A case of "simple ulcer" of the colon is reported. The lesion is uncommon and not well known. As far as pathogenesis is concerned, the Authors emphasize the role of peptic, neurogenic, circulatory, bacterial, toxic and mechanical factors. The following clinical picture was observed: sudden and acute abdominat pain due to colonic perforation with pneumoperitoneum.
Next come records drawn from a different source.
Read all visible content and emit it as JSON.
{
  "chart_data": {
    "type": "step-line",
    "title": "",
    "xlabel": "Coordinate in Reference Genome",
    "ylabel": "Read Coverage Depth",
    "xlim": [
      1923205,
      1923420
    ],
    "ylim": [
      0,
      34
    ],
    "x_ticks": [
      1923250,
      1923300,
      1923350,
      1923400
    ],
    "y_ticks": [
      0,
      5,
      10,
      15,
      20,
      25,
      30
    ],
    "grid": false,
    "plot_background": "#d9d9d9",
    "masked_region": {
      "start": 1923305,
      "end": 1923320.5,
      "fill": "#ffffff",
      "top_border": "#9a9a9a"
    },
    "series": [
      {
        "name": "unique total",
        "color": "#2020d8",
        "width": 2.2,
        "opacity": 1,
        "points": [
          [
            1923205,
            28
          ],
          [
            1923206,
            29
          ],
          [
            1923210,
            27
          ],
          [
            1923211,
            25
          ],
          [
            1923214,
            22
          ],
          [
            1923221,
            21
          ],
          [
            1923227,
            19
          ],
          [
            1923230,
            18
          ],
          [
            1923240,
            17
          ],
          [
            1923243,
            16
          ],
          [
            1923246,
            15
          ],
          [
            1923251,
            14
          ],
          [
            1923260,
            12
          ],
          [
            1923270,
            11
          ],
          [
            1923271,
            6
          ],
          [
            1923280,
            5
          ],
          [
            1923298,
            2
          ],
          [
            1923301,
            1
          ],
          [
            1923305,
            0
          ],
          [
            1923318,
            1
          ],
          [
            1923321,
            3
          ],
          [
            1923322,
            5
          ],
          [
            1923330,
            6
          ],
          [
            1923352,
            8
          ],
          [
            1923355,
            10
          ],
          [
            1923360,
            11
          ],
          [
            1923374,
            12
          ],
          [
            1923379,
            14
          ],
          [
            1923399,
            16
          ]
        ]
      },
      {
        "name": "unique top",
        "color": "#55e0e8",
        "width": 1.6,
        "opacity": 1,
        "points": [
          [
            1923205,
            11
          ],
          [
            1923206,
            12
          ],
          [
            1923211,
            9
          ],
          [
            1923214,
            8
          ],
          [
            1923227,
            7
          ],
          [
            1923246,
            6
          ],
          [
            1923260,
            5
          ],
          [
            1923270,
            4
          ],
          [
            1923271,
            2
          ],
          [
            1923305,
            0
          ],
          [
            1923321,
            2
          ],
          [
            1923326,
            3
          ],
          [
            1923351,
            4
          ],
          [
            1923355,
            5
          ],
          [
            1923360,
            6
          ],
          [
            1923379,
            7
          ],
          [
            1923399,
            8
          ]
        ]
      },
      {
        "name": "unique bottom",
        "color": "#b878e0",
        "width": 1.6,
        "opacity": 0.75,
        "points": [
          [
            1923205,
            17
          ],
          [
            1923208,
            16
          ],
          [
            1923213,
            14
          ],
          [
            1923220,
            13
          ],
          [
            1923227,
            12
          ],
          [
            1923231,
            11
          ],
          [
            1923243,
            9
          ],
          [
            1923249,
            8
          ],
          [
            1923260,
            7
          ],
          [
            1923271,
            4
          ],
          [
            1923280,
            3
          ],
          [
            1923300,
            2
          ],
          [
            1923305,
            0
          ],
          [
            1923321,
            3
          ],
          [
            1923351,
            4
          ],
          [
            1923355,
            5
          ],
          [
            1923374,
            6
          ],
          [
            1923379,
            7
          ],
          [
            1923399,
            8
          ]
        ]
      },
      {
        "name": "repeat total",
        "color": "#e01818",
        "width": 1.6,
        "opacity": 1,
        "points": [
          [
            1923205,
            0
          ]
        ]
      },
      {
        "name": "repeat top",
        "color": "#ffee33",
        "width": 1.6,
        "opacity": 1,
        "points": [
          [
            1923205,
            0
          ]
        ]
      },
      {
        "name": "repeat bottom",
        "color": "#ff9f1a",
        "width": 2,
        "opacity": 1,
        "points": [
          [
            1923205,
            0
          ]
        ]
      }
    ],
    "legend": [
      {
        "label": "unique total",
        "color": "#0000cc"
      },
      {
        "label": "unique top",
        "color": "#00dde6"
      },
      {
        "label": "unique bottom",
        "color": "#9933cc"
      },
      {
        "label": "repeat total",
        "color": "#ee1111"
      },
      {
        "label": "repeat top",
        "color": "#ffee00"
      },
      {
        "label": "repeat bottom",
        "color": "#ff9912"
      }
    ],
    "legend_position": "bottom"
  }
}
As already described by literature preoperative correct diagnosis was not possible; this is usually due to the fact that the ulcer tends to perforate before other symptoms arise. During surgery suture of the ulcer, temporary colostomy and Mikulicz's drainage were performed; after 4 months colostomy was closed.
报道了一例结肠“单纯性溃疡”病例。该病变并不常见且鲜为人知。就发病机制而言,作者强调了消化性、神经源性、循环性、细菌性、中毒性和机械性因素的作用。观察到以下临床表现:因结肠穿孔伴气腹导致突发急性腹痛。正如文献中已描述的那样,术前无法做出正确诊断;这通常是因为溃疡往往在其他症状出现之前就发生穿孔。手术期间对溃疡进行了缝合、做了临时结肠造口术并放置了米库利奇引流;4个月后关闭了结肠造口。